Dançarina é presa no Egito por usar ‘técnicas de sedução’ com dança do ventre

Com mais de 2 milhões de seguidores no Instagram, a dançarina italiana Linda Martino, conhecida por suas apresentações de dança do ventre, foi presa no Egito sob a acusação de “imoralidade”. Radicada no Cairo há quatro anos, Linda foi detida pelas autoridades egípcias há cerca de duas semanas, após a divulgação de vídeos considerados ofensivos aos “valores da família e da sociedade”, segundo o Ministério Público local.

De acordo com a promotoria, a bailarina teria utilizado “técnicas de sedução” e “exposto áreas sensíveis” do corpo durante performances em casas noturnas, cuja repercussão em plataformas digitais como Instagram e TikTok chamou atenção do governo. Um dos vídeos, que viralizou recentemente, teria motivado a abertura da investigação, com a acusação formal de que os movimentos e figurinos utilizados “fazem alusão sexual” e atentam contra a “decência pública”.

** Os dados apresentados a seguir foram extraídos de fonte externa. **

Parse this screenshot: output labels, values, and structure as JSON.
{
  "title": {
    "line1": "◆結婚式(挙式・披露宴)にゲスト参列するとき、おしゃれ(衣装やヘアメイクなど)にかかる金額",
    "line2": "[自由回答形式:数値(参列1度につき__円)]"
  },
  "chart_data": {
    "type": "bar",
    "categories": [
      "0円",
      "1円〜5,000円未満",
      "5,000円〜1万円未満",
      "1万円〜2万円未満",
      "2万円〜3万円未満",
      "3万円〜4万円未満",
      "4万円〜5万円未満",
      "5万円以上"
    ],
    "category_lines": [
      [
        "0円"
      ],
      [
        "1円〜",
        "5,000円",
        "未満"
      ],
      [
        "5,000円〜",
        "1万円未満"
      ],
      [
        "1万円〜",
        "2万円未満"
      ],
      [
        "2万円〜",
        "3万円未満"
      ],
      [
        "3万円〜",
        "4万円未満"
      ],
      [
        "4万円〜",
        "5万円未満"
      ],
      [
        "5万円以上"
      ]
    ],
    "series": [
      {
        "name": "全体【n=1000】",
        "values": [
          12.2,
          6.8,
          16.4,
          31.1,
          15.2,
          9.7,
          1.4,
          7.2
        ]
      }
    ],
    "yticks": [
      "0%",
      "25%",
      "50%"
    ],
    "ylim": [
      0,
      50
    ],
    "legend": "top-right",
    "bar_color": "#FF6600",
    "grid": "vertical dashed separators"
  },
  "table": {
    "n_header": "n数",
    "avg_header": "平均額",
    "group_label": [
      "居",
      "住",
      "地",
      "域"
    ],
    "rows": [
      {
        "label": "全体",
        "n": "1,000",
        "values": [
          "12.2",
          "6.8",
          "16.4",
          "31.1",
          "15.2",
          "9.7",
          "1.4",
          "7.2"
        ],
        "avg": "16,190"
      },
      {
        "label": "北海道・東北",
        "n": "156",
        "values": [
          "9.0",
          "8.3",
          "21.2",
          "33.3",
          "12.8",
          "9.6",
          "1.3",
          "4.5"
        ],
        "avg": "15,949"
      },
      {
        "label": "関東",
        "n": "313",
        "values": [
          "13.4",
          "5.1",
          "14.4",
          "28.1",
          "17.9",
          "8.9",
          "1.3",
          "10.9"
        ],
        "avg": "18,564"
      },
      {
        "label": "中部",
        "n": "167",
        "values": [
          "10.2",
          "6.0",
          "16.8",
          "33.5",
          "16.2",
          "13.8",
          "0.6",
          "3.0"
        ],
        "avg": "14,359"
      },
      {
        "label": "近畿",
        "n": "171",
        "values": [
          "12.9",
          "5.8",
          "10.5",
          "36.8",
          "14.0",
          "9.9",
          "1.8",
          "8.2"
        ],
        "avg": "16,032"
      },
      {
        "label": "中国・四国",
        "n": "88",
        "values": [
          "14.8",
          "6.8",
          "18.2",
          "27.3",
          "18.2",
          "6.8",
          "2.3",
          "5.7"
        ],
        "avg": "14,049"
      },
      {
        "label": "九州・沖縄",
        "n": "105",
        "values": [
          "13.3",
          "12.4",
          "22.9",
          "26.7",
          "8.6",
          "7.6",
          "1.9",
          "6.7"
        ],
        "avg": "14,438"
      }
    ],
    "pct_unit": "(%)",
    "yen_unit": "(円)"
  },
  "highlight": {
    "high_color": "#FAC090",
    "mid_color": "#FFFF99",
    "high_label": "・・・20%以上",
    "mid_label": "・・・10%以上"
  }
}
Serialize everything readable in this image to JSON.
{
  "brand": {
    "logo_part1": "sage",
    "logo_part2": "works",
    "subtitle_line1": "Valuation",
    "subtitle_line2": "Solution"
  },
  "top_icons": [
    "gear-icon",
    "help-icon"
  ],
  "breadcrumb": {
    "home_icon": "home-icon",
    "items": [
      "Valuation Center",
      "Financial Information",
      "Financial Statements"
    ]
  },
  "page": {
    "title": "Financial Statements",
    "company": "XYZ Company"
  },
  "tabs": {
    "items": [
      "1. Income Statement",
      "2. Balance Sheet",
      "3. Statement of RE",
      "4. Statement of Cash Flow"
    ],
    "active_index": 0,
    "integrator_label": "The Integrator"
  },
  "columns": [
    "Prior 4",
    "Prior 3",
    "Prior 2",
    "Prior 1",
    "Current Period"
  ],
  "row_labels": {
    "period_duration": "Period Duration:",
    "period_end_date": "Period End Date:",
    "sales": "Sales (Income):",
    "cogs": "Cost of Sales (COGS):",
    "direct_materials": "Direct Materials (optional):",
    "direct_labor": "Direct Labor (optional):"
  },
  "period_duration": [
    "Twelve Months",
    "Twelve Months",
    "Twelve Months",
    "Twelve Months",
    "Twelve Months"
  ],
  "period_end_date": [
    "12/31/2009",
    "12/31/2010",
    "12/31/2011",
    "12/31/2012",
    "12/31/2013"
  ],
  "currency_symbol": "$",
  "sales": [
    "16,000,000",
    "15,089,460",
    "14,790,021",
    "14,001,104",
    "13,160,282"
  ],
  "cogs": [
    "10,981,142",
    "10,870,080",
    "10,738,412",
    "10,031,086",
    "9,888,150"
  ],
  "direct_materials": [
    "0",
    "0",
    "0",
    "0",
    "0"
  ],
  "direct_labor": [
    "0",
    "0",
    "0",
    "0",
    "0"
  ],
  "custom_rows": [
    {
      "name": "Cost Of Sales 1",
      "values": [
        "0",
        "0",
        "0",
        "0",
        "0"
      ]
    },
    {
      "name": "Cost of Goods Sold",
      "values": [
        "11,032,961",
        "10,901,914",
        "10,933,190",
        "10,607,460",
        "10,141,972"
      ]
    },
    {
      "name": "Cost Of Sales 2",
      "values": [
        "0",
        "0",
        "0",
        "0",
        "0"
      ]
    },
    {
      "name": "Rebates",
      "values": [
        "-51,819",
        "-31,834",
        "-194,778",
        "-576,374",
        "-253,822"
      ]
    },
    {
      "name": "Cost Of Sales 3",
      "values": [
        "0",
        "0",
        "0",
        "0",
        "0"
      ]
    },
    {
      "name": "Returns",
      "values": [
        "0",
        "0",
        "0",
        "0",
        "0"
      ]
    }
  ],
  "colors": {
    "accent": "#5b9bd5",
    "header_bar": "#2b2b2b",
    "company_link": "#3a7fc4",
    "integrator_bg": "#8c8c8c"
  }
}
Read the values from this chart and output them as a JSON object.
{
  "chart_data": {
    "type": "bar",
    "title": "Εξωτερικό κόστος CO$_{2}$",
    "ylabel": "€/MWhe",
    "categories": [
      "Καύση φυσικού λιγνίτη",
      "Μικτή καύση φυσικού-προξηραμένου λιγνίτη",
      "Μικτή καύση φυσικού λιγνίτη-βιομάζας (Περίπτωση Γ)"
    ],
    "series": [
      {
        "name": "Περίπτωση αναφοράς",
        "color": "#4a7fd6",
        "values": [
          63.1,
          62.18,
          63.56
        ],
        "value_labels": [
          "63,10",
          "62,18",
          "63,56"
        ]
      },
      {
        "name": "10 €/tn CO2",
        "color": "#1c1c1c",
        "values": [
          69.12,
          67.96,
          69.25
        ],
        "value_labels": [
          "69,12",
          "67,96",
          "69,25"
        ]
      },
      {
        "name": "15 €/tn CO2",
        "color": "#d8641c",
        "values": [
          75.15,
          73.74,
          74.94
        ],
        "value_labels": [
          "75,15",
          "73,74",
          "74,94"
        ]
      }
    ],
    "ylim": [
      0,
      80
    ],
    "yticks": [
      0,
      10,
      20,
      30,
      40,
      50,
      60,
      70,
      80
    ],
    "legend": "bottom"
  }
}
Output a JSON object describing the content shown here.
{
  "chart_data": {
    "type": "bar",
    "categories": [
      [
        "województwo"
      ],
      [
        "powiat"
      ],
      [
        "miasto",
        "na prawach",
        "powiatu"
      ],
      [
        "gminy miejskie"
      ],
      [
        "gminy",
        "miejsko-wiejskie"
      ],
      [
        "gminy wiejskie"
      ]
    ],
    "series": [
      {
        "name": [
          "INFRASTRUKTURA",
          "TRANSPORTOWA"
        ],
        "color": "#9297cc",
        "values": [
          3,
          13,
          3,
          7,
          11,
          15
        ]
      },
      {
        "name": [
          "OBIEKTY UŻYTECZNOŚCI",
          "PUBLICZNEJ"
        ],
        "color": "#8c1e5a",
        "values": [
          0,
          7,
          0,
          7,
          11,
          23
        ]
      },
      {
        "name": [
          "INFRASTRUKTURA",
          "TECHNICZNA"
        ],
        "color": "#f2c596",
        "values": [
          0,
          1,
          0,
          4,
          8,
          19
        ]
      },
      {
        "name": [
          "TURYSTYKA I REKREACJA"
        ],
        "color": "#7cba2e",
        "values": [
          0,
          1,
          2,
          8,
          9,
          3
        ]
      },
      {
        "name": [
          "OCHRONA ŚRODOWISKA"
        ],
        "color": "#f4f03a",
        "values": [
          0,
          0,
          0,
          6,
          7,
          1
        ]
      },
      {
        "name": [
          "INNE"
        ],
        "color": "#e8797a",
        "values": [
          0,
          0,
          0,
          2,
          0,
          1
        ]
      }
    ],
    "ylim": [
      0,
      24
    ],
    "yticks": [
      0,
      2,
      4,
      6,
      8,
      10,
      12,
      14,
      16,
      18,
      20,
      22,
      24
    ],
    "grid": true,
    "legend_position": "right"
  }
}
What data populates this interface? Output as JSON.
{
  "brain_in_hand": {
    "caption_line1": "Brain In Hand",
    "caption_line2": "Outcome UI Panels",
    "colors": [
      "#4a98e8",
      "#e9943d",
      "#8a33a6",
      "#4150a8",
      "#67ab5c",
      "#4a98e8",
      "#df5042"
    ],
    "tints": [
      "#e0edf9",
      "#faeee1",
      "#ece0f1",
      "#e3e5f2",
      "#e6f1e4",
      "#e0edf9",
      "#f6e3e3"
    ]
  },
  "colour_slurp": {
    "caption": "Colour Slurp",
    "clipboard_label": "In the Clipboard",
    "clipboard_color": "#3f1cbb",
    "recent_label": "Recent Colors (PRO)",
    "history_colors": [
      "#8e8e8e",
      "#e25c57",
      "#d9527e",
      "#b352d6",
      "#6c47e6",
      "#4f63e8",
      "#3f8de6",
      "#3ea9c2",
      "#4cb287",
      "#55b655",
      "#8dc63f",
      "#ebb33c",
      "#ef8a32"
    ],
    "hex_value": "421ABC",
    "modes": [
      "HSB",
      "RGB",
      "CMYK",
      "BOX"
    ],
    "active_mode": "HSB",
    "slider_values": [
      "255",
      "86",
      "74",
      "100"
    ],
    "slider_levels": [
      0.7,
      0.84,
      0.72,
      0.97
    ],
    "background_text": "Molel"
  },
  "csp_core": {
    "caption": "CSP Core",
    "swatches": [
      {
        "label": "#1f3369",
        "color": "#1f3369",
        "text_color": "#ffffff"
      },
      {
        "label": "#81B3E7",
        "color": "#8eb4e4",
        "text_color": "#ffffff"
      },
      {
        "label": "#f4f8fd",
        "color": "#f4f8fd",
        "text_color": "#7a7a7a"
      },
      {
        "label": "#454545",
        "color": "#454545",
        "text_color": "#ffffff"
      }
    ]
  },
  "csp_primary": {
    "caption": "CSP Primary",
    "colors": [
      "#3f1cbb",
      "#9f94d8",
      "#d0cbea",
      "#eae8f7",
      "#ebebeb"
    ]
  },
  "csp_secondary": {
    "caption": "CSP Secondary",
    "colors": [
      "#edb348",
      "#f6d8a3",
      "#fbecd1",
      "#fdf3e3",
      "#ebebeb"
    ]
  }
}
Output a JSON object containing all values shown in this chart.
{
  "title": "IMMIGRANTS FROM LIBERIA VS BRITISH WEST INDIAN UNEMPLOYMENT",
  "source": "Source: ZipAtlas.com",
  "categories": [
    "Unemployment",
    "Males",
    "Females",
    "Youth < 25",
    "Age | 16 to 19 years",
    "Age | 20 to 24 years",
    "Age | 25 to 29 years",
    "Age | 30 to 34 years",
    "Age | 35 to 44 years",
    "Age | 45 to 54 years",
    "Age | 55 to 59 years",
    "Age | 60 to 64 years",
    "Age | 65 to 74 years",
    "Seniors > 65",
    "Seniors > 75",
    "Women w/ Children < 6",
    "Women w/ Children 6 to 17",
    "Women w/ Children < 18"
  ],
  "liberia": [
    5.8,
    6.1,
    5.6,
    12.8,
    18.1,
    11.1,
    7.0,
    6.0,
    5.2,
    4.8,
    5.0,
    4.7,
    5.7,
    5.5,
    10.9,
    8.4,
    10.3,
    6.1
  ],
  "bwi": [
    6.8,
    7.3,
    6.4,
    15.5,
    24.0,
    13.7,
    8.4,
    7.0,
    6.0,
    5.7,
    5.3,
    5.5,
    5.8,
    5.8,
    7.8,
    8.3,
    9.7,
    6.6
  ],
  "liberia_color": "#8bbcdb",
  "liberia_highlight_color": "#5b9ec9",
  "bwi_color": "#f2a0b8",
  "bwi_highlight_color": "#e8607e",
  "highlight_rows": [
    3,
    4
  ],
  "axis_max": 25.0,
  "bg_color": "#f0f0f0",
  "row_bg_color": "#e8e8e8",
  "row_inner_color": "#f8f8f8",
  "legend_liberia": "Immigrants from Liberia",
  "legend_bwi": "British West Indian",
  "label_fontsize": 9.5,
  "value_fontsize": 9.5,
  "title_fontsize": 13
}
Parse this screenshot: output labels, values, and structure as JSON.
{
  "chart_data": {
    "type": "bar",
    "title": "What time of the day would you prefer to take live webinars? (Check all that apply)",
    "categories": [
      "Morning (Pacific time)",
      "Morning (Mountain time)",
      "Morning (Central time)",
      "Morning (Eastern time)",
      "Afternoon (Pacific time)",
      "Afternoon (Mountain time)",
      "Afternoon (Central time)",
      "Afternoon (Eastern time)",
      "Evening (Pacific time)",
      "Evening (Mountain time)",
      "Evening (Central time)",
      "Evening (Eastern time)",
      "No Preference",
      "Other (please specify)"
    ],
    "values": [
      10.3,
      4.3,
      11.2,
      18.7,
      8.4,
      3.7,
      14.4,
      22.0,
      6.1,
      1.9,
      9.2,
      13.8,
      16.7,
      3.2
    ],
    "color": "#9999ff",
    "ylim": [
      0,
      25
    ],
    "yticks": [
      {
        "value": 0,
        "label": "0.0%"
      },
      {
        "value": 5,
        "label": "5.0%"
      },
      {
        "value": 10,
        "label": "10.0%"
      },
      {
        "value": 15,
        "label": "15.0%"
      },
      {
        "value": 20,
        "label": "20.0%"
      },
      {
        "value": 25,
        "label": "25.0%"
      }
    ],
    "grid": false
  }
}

Linda Martino, no entanto, nega todas as acusações. Segundo a defesa, a artista atua dentro dos limites legais da profissão no Egito e afirma que seus conteúdos têm caráter estritamente artístico e de entretenimento. A dançarina permanece detida preventivamente em uma prisão no Cairo, enquanto o processo segue em andamento.

A dança do ventre, embora não seja ilegal no país, é frequentemente alvo de repressão quando vinculada a conteúdos online considerados contrários à moral islâmica. Nos últimos anos, o governo egípcio tem intensificado a vigilância e as punições contra influenciadores digitais e criadores de conteúdo, especialmente mulheres, sob a justificativa de proteger os “valores tradicionais”.

O caso de Linda reacende o debate sobre liberdade de expressão, arte e os limites impostos pelas normas religiosas e culturais em países conservadores. Organizações internacionais de direitos humanos têm acompanhado de perto a situação e devem se manifestar nos próximos dias.